Hey guys I want to start by thanking you all for your help with this. I have been to a few of the major retailers trying to find answers and each time the price seemed to keep going up with way more advanced equipment than I think I need. Here is what I have and am looking to do.

I have a small room (13x22) with a Vizio tv mounted in a corner on the wall. Integrated speakers are horrible so I want to replace them with something more substantial. My budget is as low as I can get it to be, hopefully less than $500. I have a Google TV unit attached to the TV and I would like to get at least 2 speakers and a subwoofer in the room for my audio. 

I also want to have a dual zone setup where there can be 2 outdoor speakers.

I am not looking for anything too fancy so I saw a few of the Sherwood amplifiers or even a used yamaha RX-V671 that is on Amazon for around $200. 

Any thoughts of an easier solution or of a different amplifier/setup would be greatly appreciated!


----------



## cubiclecrusher (May 21, 2013)

I would start as small as possible, with the idea of upgrading.

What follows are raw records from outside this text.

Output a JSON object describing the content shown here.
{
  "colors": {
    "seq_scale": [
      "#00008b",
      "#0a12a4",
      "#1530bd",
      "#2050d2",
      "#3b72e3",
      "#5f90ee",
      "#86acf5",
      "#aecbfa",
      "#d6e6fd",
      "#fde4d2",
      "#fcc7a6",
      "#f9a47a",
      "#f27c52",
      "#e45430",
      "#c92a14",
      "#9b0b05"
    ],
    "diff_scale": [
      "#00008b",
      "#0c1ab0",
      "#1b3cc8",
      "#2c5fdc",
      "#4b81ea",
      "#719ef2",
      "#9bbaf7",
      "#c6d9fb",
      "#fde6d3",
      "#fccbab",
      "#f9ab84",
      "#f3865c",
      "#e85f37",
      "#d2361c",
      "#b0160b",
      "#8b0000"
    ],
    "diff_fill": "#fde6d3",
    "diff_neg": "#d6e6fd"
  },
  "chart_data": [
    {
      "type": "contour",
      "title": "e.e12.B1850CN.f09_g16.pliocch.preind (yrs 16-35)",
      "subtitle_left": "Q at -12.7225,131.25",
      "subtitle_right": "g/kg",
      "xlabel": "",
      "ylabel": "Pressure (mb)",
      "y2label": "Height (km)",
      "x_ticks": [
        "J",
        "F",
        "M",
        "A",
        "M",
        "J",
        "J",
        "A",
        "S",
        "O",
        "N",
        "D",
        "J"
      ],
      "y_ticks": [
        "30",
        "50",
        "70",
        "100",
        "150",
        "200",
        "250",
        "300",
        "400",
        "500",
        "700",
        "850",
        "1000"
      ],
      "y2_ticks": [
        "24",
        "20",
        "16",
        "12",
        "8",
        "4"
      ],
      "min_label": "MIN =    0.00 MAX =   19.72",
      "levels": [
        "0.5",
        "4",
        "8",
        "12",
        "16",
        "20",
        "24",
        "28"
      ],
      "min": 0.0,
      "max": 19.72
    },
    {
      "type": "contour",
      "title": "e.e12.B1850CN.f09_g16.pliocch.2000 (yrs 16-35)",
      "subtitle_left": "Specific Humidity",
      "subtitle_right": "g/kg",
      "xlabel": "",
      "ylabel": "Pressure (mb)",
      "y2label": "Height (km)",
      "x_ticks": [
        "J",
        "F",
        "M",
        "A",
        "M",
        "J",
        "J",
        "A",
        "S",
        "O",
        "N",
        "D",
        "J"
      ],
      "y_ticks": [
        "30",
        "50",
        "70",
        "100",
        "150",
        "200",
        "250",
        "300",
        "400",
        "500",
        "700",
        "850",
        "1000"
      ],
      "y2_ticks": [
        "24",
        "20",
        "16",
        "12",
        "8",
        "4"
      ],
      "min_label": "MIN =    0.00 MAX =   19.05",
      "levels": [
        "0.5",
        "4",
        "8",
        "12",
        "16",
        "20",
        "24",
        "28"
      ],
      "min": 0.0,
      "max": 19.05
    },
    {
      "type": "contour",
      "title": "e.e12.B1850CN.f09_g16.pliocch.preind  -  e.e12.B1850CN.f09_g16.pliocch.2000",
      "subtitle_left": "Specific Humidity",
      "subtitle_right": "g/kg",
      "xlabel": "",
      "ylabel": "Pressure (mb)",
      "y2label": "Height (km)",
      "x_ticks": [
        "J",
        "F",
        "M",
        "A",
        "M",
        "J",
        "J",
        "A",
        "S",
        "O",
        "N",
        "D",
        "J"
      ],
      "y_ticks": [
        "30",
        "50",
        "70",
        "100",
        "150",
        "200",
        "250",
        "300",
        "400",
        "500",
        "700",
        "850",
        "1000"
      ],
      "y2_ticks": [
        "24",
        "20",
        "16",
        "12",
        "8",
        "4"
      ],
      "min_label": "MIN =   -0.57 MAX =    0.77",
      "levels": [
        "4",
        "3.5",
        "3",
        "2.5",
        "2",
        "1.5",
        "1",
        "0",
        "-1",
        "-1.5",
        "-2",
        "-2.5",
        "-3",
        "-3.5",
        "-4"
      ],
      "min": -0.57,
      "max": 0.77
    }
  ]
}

I'd start with a 2.0 system that will drastically improve your TV built-in speaker sound. Then upgrade with a sub, and then upgrade with your zone 2.

One potential method of doing this could be with a $500 Sonos amp that is currently being offered with a pair of free speakers.
http://www.crutchfield.com/S-p9FkT7MRZjn/p_616ZP120/Sonos-CONNECT-AMP.html

The Sonos product will allow you to easily expand with multiple wireless zones. The start-up costs might seem high, but the alternatives could involve wiring, or require wireless boosters, all of which quickly add up. 

At a minimum, I'd get a used Stereo Receiver that has analog audio-out (RCA red/white audio out). Then I'd find some yard sale speakers (I've had great luck at yard sales myself). Hook that up to your TV for your main zone. Then when you are ready to upgrade, buy some form of wireless speaker system, like Rocketfish or something similar, hook their proprietary transmitter to the audio-out of your receiver and then put the wireless speaker where ever you need them.

I use a single Rocketfish speaker, and move it from bedroom, to bathroom, to dining room, to outside porch - depending on where I want that lil extra music. My "modern" AVR did not have audio out jacks though, so I have to hook the Rocketfish transmitter to my Blu-Ray player (which is web-connected, and had the audio-out jacks I needed). This limits my "zone 2" to only the streaming/CD music sources that I get from the blu-ray player, but this is adequate for my needs as I mostly use Pandora anyway.


----------



## tim1088 (Aug 3, 2013)

Thanks a lot, I ended up getting the Yamaha RX-V671 7.1-Channel Network AV Receiver. I got it for around $250 so I think it will work. I like the idea of wireless speakers, that would make the process much easier. Now I need to find a good subwoofer and some speakers and we'll be good to go.


----------